Brett Moore:
a crisis on top of a crisis
Brett Moore, LF ’16, is chief of the Shelter and Settlement Section of the Office of United Nations High Commissioner for Refugees, where he synchronizes preparedness actions and disaster response among humanitarian shelter actors. Prior to joining UNHCR, he was Humanitarian Shelter, Infrastructure, and Reconstruction advisor with World Vision International, coordinating humanitarian response for significant global emergencies and guiding rebuilding efforts for disaster and conflict affected communities. He spoke about his work at a Loeb community gathering in April.
My job with UNHCR has two elements to it. One is responsibility for coordination among humanitarian agencies that provide shelter responses in conflict or disaster emergencies. The second part of my job is the oversight of UNHCR’s global shelter and settlement program, supporting people in need who have been displaced by conflict. We have shelter and settlement operations in about 46 countries, and although around 75 million people are forcibly displaced, our work only reaches those who are the most needy and vulnerable. They are in urban areas, rural areas, transit centers, and reception centers on borders, but the majority of the people we support – nearly 4 million – are those in refugee camps. By any other measure we’re one of the largest urban planners or designers in the world. UNHCR was established nearly 70 years ago with most of the program being humanitarian response, but we do permanent infrastructure projects as well, like housing, health, education, and international protection.

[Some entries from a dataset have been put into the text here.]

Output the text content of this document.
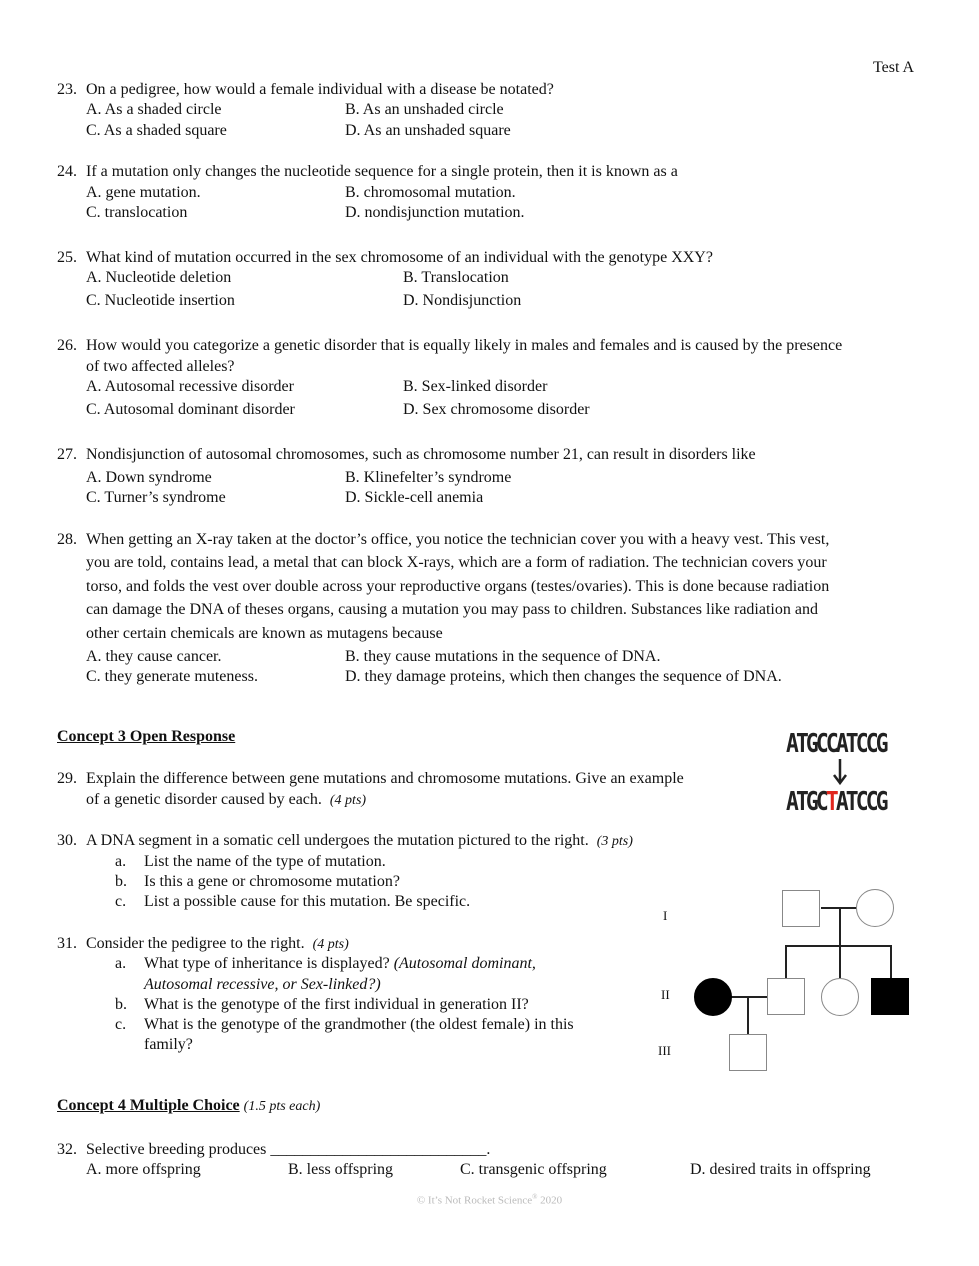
Test A
23. On a pedigree, how would a female individual with a disease be notated?
A. As a shaded circle	B. As an unshaded circle
C. As a shaded square	D. As an unshaded square
24. If a mutation only changes the nucleotide sequence for a single protein, then it is known as a
A. gene mutation.	B. chromosomal mutation.
C. translocation	D. nondisjunction mutation.
25. What kind of mutation occurred in the sex chromosome of an individual with the genotype XXY?
A. Nucleotide deletion	B. Translocation
C. Nucleotide insertion	D. Nondisjunction
26. How would you categorize a genetic disorder that is equally likely in males and females and is caused by the presence
of two affected alleles?
A. Autosomal recessive disorder	B. Sex-linked disorder
C. Autosomal dominant disorder	D. Sex chromosome disorder
27. Nondisjunction of autosomal chromosomes, such as chromosome number 21, can result in disorders like
A. Down syndrome	B. Klinefelter’s syndrome
C. Turner’s syndrome	D. Sickle-cell anemia
28. When getting an X-ray taken at the doctor’s office, you notice the technician cover you with a heavy vest. This vest,
you are told, contains lead, a metal that can block X-rays, which are a form of radiation. The technician covers your
torso, and folds the vest over double across your reproductive organs (testes/ovaries). This is done because radiation
can damage the DNA of theses organs, causing a mutation you may pass to children. Substances like radiation and
other certain chemicals are known as mutagens because
A. they cause cancer.	B. they cause mutations in the sequence of DNA.
C. they generate muteness.	D. they damage proteins, which then changes the sequence of DNA.
Concept 3 Open Response
29. Explain the difference between gene mutations and chromosome mutations. Give an example
of a genetic disorder caused by each. (4 pts)
30. A DNA segment in a somatic cell undergoes the mutation pictured to the right. (3 pts)
a. List the name of the type of mutation.
b. Is this a gene or chromosome mutation?
c. List a possible cause for this mutation. Be specific.
31. Consider the pedigree to the right. (4 pts)
a. What type of inheritance is displayed? (Autosomal dominant,
Autosomal recessive, or Sex-linked?)
b. What is the genotype of the first individual in generation II?
c. What is the genotype of the grandmother (the oldest female) in this
family?
ATGCCATCCG
ATGCTATCCG
I
II
III
Concept 4 Multiple Choice (1.5 pts each)
32. Selective breeding produces ___________________________.
A. more offspring	B. less offspring	C. transgenic offspring	D. desired traits in offspring
© It’s Not Rocket Science® 2020
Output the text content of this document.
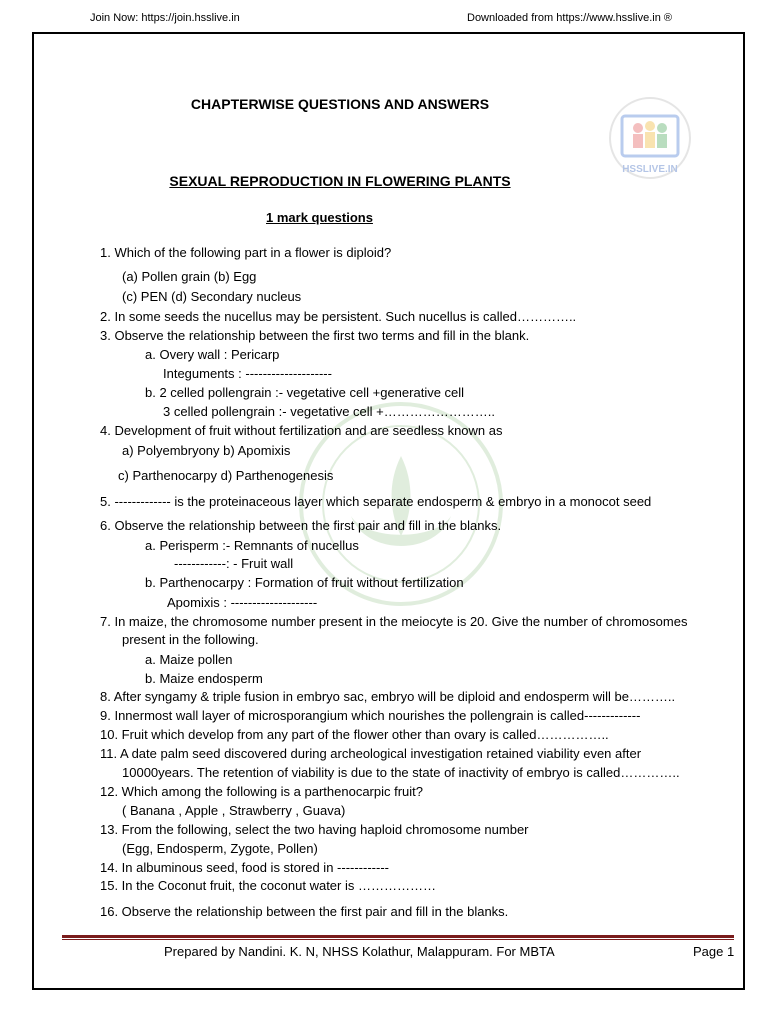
Join Now: https://join.hsslive.in	Downloaded from https://www.hsslive.in ®
HSSLIVE.IN
CHAPTERWISE QUESTIONS AND ANSWERS
SEXUAL REPRODUCTION IN FLOWERING PLANTS
1 mark questions
1. Which of the following part in a flower is diploid?
(a) Pollen grain (b) Egg
(c) PEN (d) Secondary nucleus
2. In some seeds the nucellus may be persistent. Such nucellus is called…………..
3. Observe the relationship between the first two terms and fill in the blank.
a. Overy wall : Pericarp
Integuments : --------------------
b. 2 celled pollengrain :- vegetative cell +generative cell
3 celled pollengrain :- vegetative cell +……………………..
4. Development of fruit without fertilization and are seedless known as
a) Polyembryony b) Apomixis
c) Parthenocarpy d) Parthenogenesis
5. ------------- is the proteinaceous layer which separate endosperm & embryo in a monocot seed
6. Observe the relationship between the first pair and fill in the blanks.
a. Perisperm :- Remnants of nucellus
------------: - Fruit wall
b. Parthenocarpy : Formation of fruit without fertilization
Apomixis : --------------------
7. In maize, the chromosome number present in the meiocyte is 20. Give the number of chromosomes
present in the following.
a. Maize pollen
b. Maize endosperm
8. After syngamy & triple fusion in embryo sac, embryo will be diploid and endosperm will be………..
9. Innermost wall layer of microsporangium which nourishes the pollengrain is called-------------
10. Fruit which develop from any part of the flower other than ovary is called……………..
11. A date palm seed discovered during archeological investigation retained viability even after
10000years. The retention of viability is due to the state of inactivity of embryo is called…………..
12. Which among the following is a parthenocarpic fruit?
( Banana , Apple , Strawberry , Guava)
13. From the following, select the two having haploid chromosome number
(Egg, Endosperm, Zygote, Pollen)
14. In albuminous seed, food is stored in ------------
15. In the Coconut fruit, the coconut water is ………………
16. Observe the relationship between the first pair and fill in the blanks.
Prepared by Nandini. K. N, NHSS Kolathur, Malappuram. For MBTA	Page 1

In many countries these highly vulnerable populations can’t access government services–they’re not allowed to send their children to school or to access public health care or to buy and sell land and property. Some of the camps are inaccessible while others are open, and some have been there for 30 or 40 years and are indistinguishable from villages. It’s a challenging and resource constrained environment, and then on top of that, COVID-19 arrived and forced us to change direction.
To give one admittedly extreme example, in Northwest Syria there has been a heavy assault since December, which displaced a further 700 thousand people from the province of Idlib toward the Turkish border. It was bitterly cold, and many people died over the winter. What does life threatening mean for them – living in a displacement camp in danger in the middle of a conflict, or the potential of what COVID might bring to their already grim situation? It really is a crisis on top of a crisis in many countries, and there’s a different reality for the poor and the disempowered, including those in slums. Even if they have access to government services, adequate water, housing, or healthcare, the capacity of the host government may be limited, and who would assert the rights of the poor or refugees over the wealthy and privileged? In the US or in Australia, where I’m from, we’re worrying whether we have 22,000 ICU beds. In Sudan, there are 4 ICU beds, in Kenya 17, so only a tiny fraction of the population has access to the resources that we normally enjoy. Apart from these critical early intervention issues, the other big conversations we’re having are anticipating the second and third wave aspects, certainly the economic and social impacts, but also peace and security challenges. All of these occur at various scales and often simultaneously, and they quickly evolve, due to communication and politics, so we’re looking at the local, national, and regional levels.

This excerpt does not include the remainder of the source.